If you were to walk around asking people what they thought about mushrooms you would likely be met with varied opinions regarding their taste on top of pizza, whisked into soup, or grilled and sandwiched between two buns as a burger. If, however, you were to ask an agriculture worker or plant scientist what they thought about the diverse members of the fungal kingdom, they’d likely be pretty quick to shout the word “pathogen”! Fungi and their cousins, the oomycetes, are responsible for the devastation of a wide variety of agricultural crops each year, resulting in billions of dollars in losses and, in certain cases, famine and death. One of the most famous examples of a fungus-like phytopathogen is Phytophthera infestans, the causative agent responsible for the “Great Famine”. The “Great Famine”, as it has since been named, refers to a period between 1845 and 1852 in Ireland when potato blight wiped out potato crops throughout Europe. It has been estimated that over two-fifths of Ireland’s population was entirely dependent upon potato as a food source at the time and that the disease was directly responsible for the deaths and emigration of over two million Irish citizens.
While it is easy to be dismissive about the importance of potatoes as a food crop in Canada, the reliance on potato as a major source of calories by the world’s poor makes the search for a means of resisting potato blight of great importance. Advances in crop breeding for disease resistance (R) genes and fungicides effective against oomycetes have tempered the effects of potato blight; however, P. infestans continues to live up to its name – phthora, from the Greek “to ruin” and infestans, from the Latin “to attack” or “destroy”. Therefore, breeders have been desperate to discover a means of providing broad spectrum resistance for cultivated potato against P. infestans. It seems like Dr. Vivianne Vleeshouwers from Wageningen University in the Netherlands and her collaborators might have found just that.
In order to fend off pathogens, plants rely on two distinct types of immune response. In the first, extracellular receptors studded along the plant cell surface recognize conserved pathogen-associated molecular patterns (PAMPs), triggering a signalling cascade that results in transcriptional activation, callose deposition (to strengthen the plant cell wall), ion flux, and a variety of other defence responses. In the second, intracellular R proteins recognize pathogen avirulence proteins (or effectors), which again leads to a multifaceted, but unique, defence response. To date, defence against P. infestans has been limited to several species-specific R proteins. Unfortunately, the RxLR class of effectors recognized by these proteins is highly polymorphic and rapidly evolves to escape detection, resulting in disease.
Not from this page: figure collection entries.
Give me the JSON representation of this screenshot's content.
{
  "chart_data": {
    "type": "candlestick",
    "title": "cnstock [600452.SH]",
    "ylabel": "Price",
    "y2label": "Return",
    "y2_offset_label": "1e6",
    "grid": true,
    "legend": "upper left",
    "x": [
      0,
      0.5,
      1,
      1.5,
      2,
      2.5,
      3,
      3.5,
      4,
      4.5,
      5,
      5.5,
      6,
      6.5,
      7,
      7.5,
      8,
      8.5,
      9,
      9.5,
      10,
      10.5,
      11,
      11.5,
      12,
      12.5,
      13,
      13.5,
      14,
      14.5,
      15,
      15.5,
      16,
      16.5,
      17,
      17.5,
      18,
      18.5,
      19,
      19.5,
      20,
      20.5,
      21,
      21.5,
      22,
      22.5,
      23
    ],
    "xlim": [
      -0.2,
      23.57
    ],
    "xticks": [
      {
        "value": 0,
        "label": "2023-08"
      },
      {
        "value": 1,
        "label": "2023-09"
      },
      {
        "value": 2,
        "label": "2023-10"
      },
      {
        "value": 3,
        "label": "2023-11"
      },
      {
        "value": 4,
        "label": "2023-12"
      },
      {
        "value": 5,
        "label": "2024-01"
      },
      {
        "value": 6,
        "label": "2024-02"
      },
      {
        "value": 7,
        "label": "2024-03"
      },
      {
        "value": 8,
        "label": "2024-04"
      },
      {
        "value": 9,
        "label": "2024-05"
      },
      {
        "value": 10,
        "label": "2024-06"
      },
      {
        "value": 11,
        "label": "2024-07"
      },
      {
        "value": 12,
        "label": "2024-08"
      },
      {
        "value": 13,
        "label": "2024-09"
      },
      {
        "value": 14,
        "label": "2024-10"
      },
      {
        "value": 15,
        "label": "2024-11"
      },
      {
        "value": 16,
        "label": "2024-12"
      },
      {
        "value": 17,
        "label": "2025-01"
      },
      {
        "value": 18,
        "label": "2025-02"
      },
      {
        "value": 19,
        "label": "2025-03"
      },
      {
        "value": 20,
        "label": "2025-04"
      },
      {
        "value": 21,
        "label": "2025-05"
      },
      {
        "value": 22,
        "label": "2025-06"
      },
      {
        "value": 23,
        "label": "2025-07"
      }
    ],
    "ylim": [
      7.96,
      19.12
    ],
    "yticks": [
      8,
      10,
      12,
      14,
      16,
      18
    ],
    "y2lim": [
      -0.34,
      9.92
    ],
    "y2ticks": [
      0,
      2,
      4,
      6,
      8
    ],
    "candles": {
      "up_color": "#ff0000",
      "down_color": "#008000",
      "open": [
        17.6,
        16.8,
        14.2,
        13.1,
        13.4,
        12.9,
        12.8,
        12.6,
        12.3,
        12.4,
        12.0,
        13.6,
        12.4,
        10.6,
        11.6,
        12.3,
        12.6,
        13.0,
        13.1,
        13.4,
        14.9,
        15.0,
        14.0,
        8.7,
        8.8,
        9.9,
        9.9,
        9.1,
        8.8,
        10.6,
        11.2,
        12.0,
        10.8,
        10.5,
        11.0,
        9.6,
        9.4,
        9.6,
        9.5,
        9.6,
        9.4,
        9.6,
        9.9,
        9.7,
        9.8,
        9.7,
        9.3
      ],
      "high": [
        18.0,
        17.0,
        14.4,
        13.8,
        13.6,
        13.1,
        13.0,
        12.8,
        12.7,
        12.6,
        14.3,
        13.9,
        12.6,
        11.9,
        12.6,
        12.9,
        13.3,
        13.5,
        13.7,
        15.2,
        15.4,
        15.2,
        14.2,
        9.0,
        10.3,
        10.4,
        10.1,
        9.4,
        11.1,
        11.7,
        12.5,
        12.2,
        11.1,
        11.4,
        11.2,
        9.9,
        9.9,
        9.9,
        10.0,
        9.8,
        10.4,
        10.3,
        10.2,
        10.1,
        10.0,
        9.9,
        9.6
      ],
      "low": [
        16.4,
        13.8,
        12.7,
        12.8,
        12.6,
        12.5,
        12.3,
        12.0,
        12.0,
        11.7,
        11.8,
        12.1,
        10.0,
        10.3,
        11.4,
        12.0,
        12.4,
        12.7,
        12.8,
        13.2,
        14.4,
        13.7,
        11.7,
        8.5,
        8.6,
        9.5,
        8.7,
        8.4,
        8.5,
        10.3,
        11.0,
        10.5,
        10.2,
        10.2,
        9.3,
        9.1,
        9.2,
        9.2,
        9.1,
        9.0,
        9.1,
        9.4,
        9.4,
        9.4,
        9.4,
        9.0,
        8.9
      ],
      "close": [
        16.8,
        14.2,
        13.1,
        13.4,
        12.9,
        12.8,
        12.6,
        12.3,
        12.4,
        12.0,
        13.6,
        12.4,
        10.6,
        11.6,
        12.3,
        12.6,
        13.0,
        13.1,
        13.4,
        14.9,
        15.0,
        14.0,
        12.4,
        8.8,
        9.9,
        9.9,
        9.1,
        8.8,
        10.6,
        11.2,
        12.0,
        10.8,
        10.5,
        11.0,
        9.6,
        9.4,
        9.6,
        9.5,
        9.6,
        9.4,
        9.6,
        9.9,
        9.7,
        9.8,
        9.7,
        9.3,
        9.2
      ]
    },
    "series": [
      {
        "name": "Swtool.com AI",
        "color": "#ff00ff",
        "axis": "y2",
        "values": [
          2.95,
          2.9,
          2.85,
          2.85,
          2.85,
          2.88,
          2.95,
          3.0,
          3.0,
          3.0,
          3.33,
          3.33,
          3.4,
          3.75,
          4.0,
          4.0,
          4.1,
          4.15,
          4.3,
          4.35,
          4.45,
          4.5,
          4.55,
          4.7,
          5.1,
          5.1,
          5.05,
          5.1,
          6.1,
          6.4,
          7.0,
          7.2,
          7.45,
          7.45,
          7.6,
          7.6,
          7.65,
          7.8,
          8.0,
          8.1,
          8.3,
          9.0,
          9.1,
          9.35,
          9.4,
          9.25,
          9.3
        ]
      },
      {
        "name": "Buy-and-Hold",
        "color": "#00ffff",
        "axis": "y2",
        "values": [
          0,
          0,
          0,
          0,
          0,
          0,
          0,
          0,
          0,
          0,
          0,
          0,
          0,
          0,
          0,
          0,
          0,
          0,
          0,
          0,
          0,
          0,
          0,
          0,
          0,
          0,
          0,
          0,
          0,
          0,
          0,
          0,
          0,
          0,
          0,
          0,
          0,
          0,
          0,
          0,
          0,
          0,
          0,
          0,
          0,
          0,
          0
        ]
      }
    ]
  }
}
Vleeshouwers and her group spearheaded by Juan Du at Huazhong Agricultural University in China have recently discovered that the elicitin response (ELR) protein from Solanum microdontum, a species of wild potato, is able to recognize a molecular pattern in elicitin, an extracellular protein conserved amongst Phytophthera species. They were able to demonstrate that upon treatment with P. infestans, ELR co-immunoprecipitated with immune co-receptors BAK1/SERK3, and that this association mediates broad-spectrum recognition and a defence response. They then transferred ELR into cultivated potato – a.k.a. the potato that is mass produced each year for human consumption – and were able to show enhanced resistance to two different P. infestans strains. While the level of resistance imparted to the cultivated potato species by ELR was markedly lower than that provided by previously described intracellular R proteins, the broader spectrum of recognition points towards ELR as an attractive candidate for resistance. Approaches that exploit the combination of ELR with the more easily evadable NB-LRR R proteins might be used to maximize resistance against oomycete phytopathogens, including P. infestans.
For many North Americans, the “Great Famine” represents the reason their great-great-grandparents migrated and set up shop on a new continent, a history far removed from the present. Unfortunately, history hasn’t just repeated itself but lives on, as P. infestans inflicts billions of dollars of damage each year to what remains one of the world’s most important food crops. While the research presented by Du et al. doesn’t yet solve the problem, it is an exciting starting point for providing the cultivated potato with broad-spectrum resistance to P. infestans and us with full and happy bellies.
References
1. Donnelly, J. S. (2008). The Great Irish Potato Famine. The History Press, Stroud, UK. p. 1-320.
2. Du, J. et al. (2015). Elicitin recognition confers enhanced resistance to Phytophthora infestans in potato. Nat Plants. 1:1-5.
3. Jones, J. D. & J. L. Dangl. (2006). The plant immune system. Nature. 444:323-329.